The Biggest Smugglers In The World

In the late 1980s, he came to a working agreement with Middlesbrough businessman Brian Charrington. In September 1991, using Charrington's personal yacht, the two men sailed to France on then-legal British visitor passports. They then traveled to Venezuela on British 10-year passports and arranged a deal with the Cali cartel to smuggle cocaine in steel boxes, concealed in lead ingots. On arrival in the UK, HM Customs and Excise cut open one ingot but found nothing. Having let the shipment pass, they were later informed by Dutch police that the drugs were held in the steel boxes; by which time Charrington, Warren, and the shipment were untraceable. However, the second shipment of 907 kilograms (2,000 lb) using the same method was already in transit from South America.
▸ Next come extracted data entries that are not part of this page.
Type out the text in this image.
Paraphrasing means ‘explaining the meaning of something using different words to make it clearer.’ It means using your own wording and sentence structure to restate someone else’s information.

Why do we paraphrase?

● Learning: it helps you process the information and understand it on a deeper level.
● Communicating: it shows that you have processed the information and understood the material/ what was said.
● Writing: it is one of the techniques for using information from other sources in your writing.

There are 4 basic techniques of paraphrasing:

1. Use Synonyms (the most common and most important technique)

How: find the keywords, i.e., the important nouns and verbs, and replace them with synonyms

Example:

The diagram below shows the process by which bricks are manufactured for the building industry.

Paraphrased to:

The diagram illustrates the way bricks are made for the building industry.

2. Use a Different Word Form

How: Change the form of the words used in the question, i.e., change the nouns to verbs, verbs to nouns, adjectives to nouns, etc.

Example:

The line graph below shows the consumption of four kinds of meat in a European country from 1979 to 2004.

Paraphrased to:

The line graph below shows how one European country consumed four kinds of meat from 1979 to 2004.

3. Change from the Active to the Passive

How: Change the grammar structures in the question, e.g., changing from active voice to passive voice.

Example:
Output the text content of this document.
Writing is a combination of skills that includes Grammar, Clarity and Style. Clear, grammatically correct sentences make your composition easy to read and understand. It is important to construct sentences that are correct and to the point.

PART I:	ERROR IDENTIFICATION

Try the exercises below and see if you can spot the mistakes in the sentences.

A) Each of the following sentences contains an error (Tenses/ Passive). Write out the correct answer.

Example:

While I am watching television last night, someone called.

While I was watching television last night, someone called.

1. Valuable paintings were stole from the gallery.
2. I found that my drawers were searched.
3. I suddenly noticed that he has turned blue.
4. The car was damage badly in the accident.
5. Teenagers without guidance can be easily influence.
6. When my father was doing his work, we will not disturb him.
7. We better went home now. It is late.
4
When the shipment landed in the UK in early 1992, Charrington, Warren, and twenty-six others were placed under arrest in a prosecution brought by HM Customs and Excise. However, in preliminary court procedures, it was revealed by police that Charrington was a police informant for the North-East Regional Crime Squad. HM Customs officials went forward with their prosecution, despite protests from his police "handlers" Harry Knaggs and Ian Weedon. In Newcastle Crown Court, it was alleged that Warren was so well informed, that he knew the length of the largest drill bit owned by HM Customs, and therefore the size/depth of the required ingots. Eventually, through Conservative MP Tim Devlin, a meeting was arranged in which Customs was ordered to drop charges against Charrington on 28 January 1993. The case was dropped, with all accused including Warren acquitted of all charges. It is alleged that on release, Warren purposefully walked past the HM Customs agents, saying: "I'm off to spend my £87 million from the first shipment and you can't touch me." Several months later, Knaggs was spotted by HM Customs officials driving a £70,000 BMW, previously registered to Charrington.